Sehun menghela napas, merutuki dirinya sendiri yang sebenarnya tak tahu mengapa kali ini ia terasa gentar.

"Aku tak memiliki alasan khusus, dan jujur saja, aku tak tahu mengapa aku bersikap begini. Yang aku tahu adalah aku merasa bahwa aku tak seharusnya menerima tawaran dari si Tuan Kim ini."

Jongin menatap Sehun ragu-ragu, seolah ia ingin mengatakan sesuatu namun perkataannya hanya sampai ke tenggorokannya.
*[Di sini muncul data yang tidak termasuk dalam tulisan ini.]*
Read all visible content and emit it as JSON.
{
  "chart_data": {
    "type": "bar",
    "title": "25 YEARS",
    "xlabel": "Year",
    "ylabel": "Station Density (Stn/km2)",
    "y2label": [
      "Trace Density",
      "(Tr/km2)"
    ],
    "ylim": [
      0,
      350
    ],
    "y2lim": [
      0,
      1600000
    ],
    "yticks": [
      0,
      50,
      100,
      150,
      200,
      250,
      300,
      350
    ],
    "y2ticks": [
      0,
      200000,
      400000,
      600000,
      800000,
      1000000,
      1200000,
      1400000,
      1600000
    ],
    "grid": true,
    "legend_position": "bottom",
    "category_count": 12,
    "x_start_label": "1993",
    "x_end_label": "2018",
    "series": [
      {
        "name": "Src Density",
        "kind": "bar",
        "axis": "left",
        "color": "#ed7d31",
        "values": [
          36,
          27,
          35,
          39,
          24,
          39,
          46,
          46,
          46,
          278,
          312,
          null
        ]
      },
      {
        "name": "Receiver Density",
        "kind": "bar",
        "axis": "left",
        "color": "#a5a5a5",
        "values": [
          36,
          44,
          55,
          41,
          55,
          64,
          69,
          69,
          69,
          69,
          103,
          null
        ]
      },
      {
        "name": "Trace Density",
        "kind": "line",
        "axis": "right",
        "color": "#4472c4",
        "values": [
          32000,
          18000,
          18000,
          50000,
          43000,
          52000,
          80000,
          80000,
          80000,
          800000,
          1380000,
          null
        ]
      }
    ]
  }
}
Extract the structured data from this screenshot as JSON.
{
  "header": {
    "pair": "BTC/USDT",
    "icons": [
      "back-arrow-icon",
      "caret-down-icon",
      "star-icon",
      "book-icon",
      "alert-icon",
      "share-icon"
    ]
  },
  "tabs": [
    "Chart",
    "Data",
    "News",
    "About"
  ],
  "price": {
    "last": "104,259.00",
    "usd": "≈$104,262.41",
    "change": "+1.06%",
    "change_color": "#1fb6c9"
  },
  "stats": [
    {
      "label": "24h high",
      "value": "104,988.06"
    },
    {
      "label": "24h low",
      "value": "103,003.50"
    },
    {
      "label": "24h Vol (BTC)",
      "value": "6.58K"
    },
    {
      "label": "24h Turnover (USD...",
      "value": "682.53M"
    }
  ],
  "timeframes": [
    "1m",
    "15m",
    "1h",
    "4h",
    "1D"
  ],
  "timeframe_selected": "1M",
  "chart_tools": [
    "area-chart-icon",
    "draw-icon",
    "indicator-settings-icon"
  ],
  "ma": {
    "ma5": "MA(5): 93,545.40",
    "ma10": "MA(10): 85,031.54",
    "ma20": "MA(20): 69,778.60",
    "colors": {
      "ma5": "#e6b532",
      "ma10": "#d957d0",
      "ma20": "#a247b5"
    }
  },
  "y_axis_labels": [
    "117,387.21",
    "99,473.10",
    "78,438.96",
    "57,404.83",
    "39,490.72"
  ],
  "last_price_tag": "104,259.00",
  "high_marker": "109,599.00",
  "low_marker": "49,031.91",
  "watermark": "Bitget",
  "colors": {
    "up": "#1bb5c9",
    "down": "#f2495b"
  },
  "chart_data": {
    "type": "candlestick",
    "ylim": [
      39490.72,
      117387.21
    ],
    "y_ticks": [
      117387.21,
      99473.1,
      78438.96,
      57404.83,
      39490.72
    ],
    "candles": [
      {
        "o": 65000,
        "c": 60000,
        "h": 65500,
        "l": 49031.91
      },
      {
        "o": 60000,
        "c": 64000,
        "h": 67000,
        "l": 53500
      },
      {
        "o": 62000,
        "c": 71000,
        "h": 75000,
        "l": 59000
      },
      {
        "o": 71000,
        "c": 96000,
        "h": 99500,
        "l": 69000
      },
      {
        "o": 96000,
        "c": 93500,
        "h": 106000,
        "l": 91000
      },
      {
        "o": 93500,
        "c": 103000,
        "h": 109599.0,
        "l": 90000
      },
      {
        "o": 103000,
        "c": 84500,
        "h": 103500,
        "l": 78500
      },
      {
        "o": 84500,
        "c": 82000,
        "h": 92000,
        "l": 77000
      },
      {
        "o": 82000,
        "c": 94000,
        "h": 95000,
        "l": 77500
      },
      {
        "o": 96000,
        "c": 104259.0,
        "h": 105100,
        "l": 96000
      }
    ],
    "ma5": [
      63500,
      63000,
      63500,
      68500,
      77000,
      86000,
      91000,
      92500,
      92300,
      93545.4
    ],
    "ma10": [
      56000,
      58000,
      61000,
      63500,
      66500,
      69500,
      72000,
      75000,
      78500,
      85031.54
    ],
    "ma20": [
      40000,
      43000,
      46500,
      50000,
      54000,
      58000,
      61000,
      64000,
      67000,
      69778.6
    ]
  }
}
Namun sedetik kemudian, ia memutuskan untuk membuka mulutnya.

"Tapi, bukannya kau sedang perlu uangnya?"

Ada jeda yang lama menutupi pembicaraan mereka berdua, dan Sehun tahu benar bahwa Jongin tak butuh konfirmasinya untuk tahu bahwa apa yang ia ucapkan adalah fakta.

Namun seolah tak ingin memikirkan maupun menerima kenyataan, ia lebih memilih untuk berbalik meninggalkan pertanyaan Jongin menggantung tak terjawab.

Matanya yang tajam terpasung pada deretan alat eksekusi nyawa yang selama ini menjadi penolong dan penghasil uang baginya, dan ia sudah terlanjur sayang sekaligus benci akan perasaan yang ada tiap kali kulit pucatnya menyentuh permukaan dingin pistol-pistol tersebut.

Ia merasakan dinginnya takkan mampu mengalahkan rasa menggigil dalam jiwanya yang berteriak ingin berhenti, pergi, dan berlari.


"Untuk yang terakhir kalinya, Sehun, kau yakin akan hal ini?"

Seribu kalipun ia ditanya hal yang sama, jawabannya hanya akan menjadi satu anggukan tegas.

"Dengar, Sehun, aku tak bermaksud untuk mencampuri urusanmu, namun aku juga tahu dari Jongin bahwa kau sempat merasa ragu untuk mengambil kesempatan ini, apakah benar?"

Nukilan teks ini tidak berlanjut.